Following the competitive ban, Fenech also continued a long history of publicly criticizing EA and the FIFA games for perceived gameplay deficiencies and allegedly turning a blind eye toward cheating methods. That includes generalized statements against EA employees, of whom he said in November, “the truth is none of you [FIFA developers] should still be in the job and you should be ashamed of the product you put out.”
“Could you give me examples of when I have threatened your incompetent employees?” Fenech asked on Twitter Monday, in response to his publisher-wide ban.
“Truth is they don’t want me competing [because] they’re scared I’ll say something about their broken game live at their event,” Fenech continued in November. Fenech wouldn’t be alone in that kind of criticism: in a recent post-match interview, pro FIFA player Tekz said that “no one enjoys playing” FIFA 20 “because this year’s game is so unrewarding, anyone can win, guys who aren’t good can win on FIFA 20.”
In November, Fenech went on to call EA “a tyranny [that] doesn’t like it when someone says something they don’t like and holy shit I’ve said plenty they don’t like.”
In the days following Fenech’s competitive ban, a number of EA staff members saw their social media accounts hacked and used to post messages from Fenech or supportive of him. “Employee safety is our first priority, so several staff have suspended or deactivated their channels,” EA said in a statement at the time.

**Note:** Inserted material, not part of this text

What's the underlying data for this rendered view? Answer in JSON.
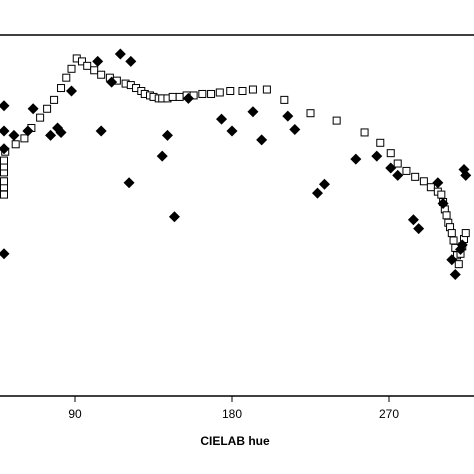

And earlier this month, Fenech’s YouTube channel was hit with a number of copyright strikes on his YouTube and Twitch videos featuring FIFA Ultimate Team. “Warning to anyone that intends to call out EA on their bullshit….they will now copy-strike your content and try to get your channels deleted,” Fenech said on Twitter. “This is a tyranny that will stop at nothing. I surrender.”

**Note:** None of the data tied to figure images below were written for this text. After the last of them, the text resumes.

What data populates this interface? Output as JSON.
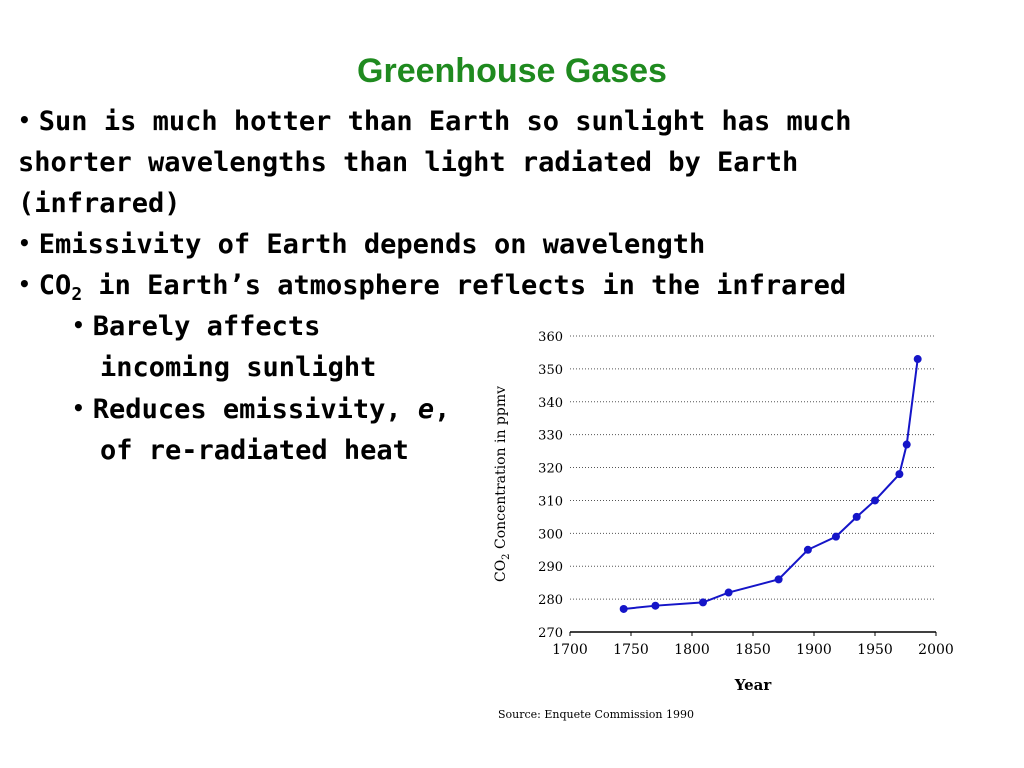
{
  "slide": {
    "title": "Greenhouse Gases",
    "bullet1": {
      "lines": [
        "Sun is much hotter than Earth so sunlight has much",
        "shorter wavelengths than light radiated by Earth",
        "(infrared)"
      ]
    },
    "bullet2": {
      "text": "Emissivity of Earth depends on wavelength"
    },
    "bullet3": {
      "prefix": "CO",
      "subscript": "2",
      "rest": " in Earth’s atmosphere reflects in the infrared"
    },
    "sub1": {
      "lines": [
        "Barely affects",
        "incoming sunlight"
      ]
    },
    "sub2": {
      "prefix": "Reduces emissivity, ",
      "italic": "e",
      "suffix": ",",
      "line2": "of re-radiated heat"
    },
    "bullet_glyph": "•"
  },
  "chart_data": {
    "type": "line",
    "xlabel": "Year",
    "ylabel_prefix": "CO",
    "ylabel_sub": "2",
    "ylabel_rest": " Concentration in ppmv",
    "xlim": [
      1700,
      2000
    ],
    "ylim": [
      270,
      360
    ],
    "xticks": [
      1700,
      1750,
      1800,
      1850,
      1900,
      1950,
      2000
    ],
    "yticks": [
      270,
      280,
      290,
      300,
      310,
      320,
      330,
      340,
      350,
      360
    ],
    "grid": "horizontal dotted",
    "series": [
      {
        "color": "#1515c8",
        "x": [
          1744,
          1770,
          1809,
          1830,
          1871,
          1895,
          1918,
          1935,
          1950,
          1970,
          1976,
          1985
        ],
        "y": [
          277,
          278,
          279,
          282,
          286,
          295,
          299,
          305,
          310,
          318,
          327,
          353
        ]
      }
    ],
    "source": "Source: Enquete Commission 1990"
  }
}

“One thing’s for sure: there’s a revolution on the way,” Fenech said in a November video. “You have to pick a side. And choose a side wisely. You can’t come after me and do nothing about your game. Enough is enough. Karma. It’s about damn time you start caring about us. We deserve justice. We deserve a damn football game.”
The nuclear option
Usually, when a popular pro player or streamer breaks a game’s Terms of Service, the ultimate punishment is an outright ban from playing that specific game. That was the case when Fortnite pro Jarvis Khattri used an aimbot in a livestream, for instance. In extreme situations, players and cheat-makers may face lawsuits for damaging the competitive balance of an online game.
But EA’s punishment of Fenech is the first high-profile case we’re aware of where a pro player’s conduct in one game has led to a ban from general play of all titles and services across a publisher’s entire library. The closest analogue is Valve’s anti-cheat system, a zero-appeals, zero-tolerance policy that restricts all access to a Steam account and its associated purchases when it detects cheating.
In a sense, Fenech’s ban from all EA games isn’t completely enforceable—if he decided to buy a copy of Dead Space and play it on an offline console, there’s nothing EA could do to stop him. But the ban can be applied to a wide range of games that require an EA Account for online functionality or even purchase authentication. Even if Fenech was able to get around a technical ban using a new account and/or different hardware, EA could easily use its copyright control to prevent Fenech from streaming any EA games on popular video services.
After months of escalating punishment, EA has seemingly pulled out the biggest piece of ammunition in its community management arsenal to stop what it sees as Fenech’s breach of community standards. But given Fenech’s history of outspoken comments and extreme reactions, we can’t be sure that this will be the end of the story.